Foi em “Remebrance” que esse elemento em si se
fez mais presente, aliás, pegou seu protagonismo através da voz de Suely
Ribeiro, que já havia gravado a segunda demo. Mantendo os elementos do
Dark/Doom, principalmente no trabalho das guitarras, a sonoridade da banda
ganhou intensos climas atmosféricos com a entrada do saudoso tecladista Bruno
Selmer, que cometeu suicídio em 2004. Ótimo arranjador e compositor, o jovem Selmer
intensificou o clima melancólico das músicas, ajudando a banda a atingir em
cheio as almas mais depressivas.
“Remembrance”
é um disco introspectivo, para ser ouvido sozinho, dentro da própria intimidade
e suprimir toda a tristeza contida dentro de si em forma de música, espantando
demônios que a vida cotidiana nos impõe. O seu ar atmosférico faz com que nos
abramos à melancolia de forma mais sublime e reflexiva, causando um sentimento
estranho onde a beleza e o sofrimento interno se encontram.
Silent Cry na época de "Remembrance" |
O trabalho de pouco mais
de 40 minutos, distribuídos em uma Intro eufórica e sete canções, possui aquele
‘tracklist’ onde não se pode excluir nenhuma das faixas e várias delas
expressam diversos dos sentimentos mais profundos do ser humano. Tragic Memory, que surge após a introdução,
por exemplo, parece querer nos levar inicialmente para uma veia mais erudita e
sinfônica (mais presente nos medalhões citados), mas logo após um urro de
Dilpho Castro (também guitarrista, fundador e a frente da banda até hoje)
derruba essa hipótese e nos coloca em um Doom/Atmospheric de alto gabarito.
Celestial
Tears, uma das mais conhecidas do disco, soa totalmente
atmosférica e possui solos intensos de guitarras (característica do disco), que
dão um clima ainda mais lúgubre onde Suely assume o protagonismo. Enquanto
isso, Ages traz um clima mais
apocalíptico, mantendo a qualidade nos solos de guitarras, que aqui introduzem
à música e mostram linhas vocais mais agonizantes.
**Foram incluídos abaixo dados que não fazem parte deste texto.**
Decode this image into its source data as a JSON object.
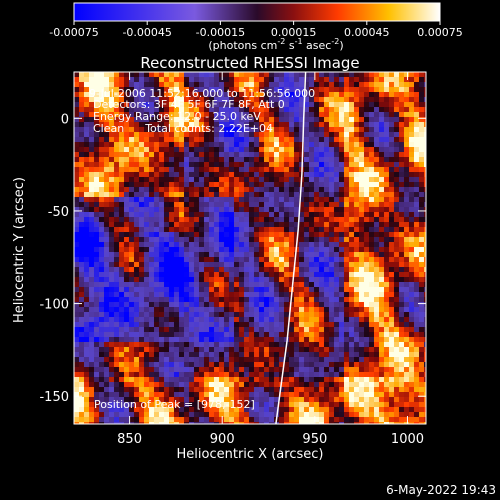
{
  "chart_data": {
    "type": "heatmap",
    "title": "Reconstructed RHESSI Image",
    "xlabel": "Heliocentric X (arcsec)",
    "ylabel": "Heliocentric Y (arcsec)",
    "xlim": [
      820,
      1010
    ],
    "ylim": [
      -165,
      25
    ],
    "x_ticks": [
      850,
      900,
      950,
      1000
    ],
    "y_ticks": [
      0,
      -50,
      -100,
      -150
    ],
    "colorbar": {
      "range": [
        -0.00075,
        0.00075
      ],
      "ticks": [
        "-0.00075",
        "-0.00045",
        "-0.00015",
        "0.00015",
        "0.00045",
        "0.00075"
      ],
      "unit_label": "(photons cm",
      "unit_sup1": "-2",
      "unit_mid1": " s",
      "unit_sup2": "-1",
      "unit_mid2": " asec",
      "unit_sup3": "-2",
      "unit_end": ")"
    },
    "annotations": [
      "9-Jul-2006 11:52:16.000 to 11:56:56.000",
      "Detectors: 3F 4F 5F 6F 7F 8F, Att 0",
      "Energy Range: 12.0 - 25.0 keV",
      "Clean      Total counts: 2.22E+04"
    ],
    "peak_label": "Position of Peak = [978,-152]",
    "peak": [
      978,
      -152
    ],
    "limb_curve": [
      [
        945,
        25
      ],
      [
        944,
        0
      ],
      [
        943,
        -30
      ],
      [
        941,
        -60
      ],
      [
        938,
        -90
      ],
      [
        935,
        -120
      ],
      [
        931,
        -150
      ],
      [
        929,
        -165
      ]
    ],
    "grid": false
  },
  "footer": {
    "date": "6-May-2022 19:43"
  }
}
A mais intensa do disco, a
curta My Last Pain resgata uma veia
Mais Dark/Black e erudita, mostrando um dueto de vocais masculinos guturais /
limpos (estes feitos como backings pelo guitarrista Cassio Brandi), e serve
quase que como um prelúdio para The Death
Invites to Dance (escrita erroneamente ‘The
Devil Invites To Dance’ na contracapa), uma das mais versáteis do disco,
sendo a mais triste, mesmo com variação no clima e uma ótima quebrada de
andamento.
Innocence
é mais uma erudita, que traz ótimos ‘backing’ de Cassio no refrão e talvez o
melhor momento da cozinha, com linhas mais intensas, formada na época por
Jaderson Vitorino (baixo) e Ricardo Meirelles (bateria). Enfim, a épica faixa
título encerra o álbum trazendo praticamente todos os elementos instrumentais
do disco, desde a veia Doom, o arranjo atmosférico intenso e incrivelmente
futurístico e uma progressão que dá um fim apoteótico ao trabalho.
Ouvir “Remebrance”, lançado pela Demise
Records, se tornou uma tarefa tão viciante a época, que era contar as horas
finais da escola, chegar em casa, pôr o CD (que adquiri pelo correio com a
própria banda) pra tocar e refletir sobre a vida em uma fase de tantas dúvidas
que a adolescência traz. Hoje, ouvir esse álbum novamente apenas uma vez é
impossível, e a reflexão que fica é que ele foi parceiro num momento de
transição tão difícil onde a música era minha melhor amiga (e continua sendo).
Definitivamente, o álbum de estreia do Silent Cry é uma ida sem volta.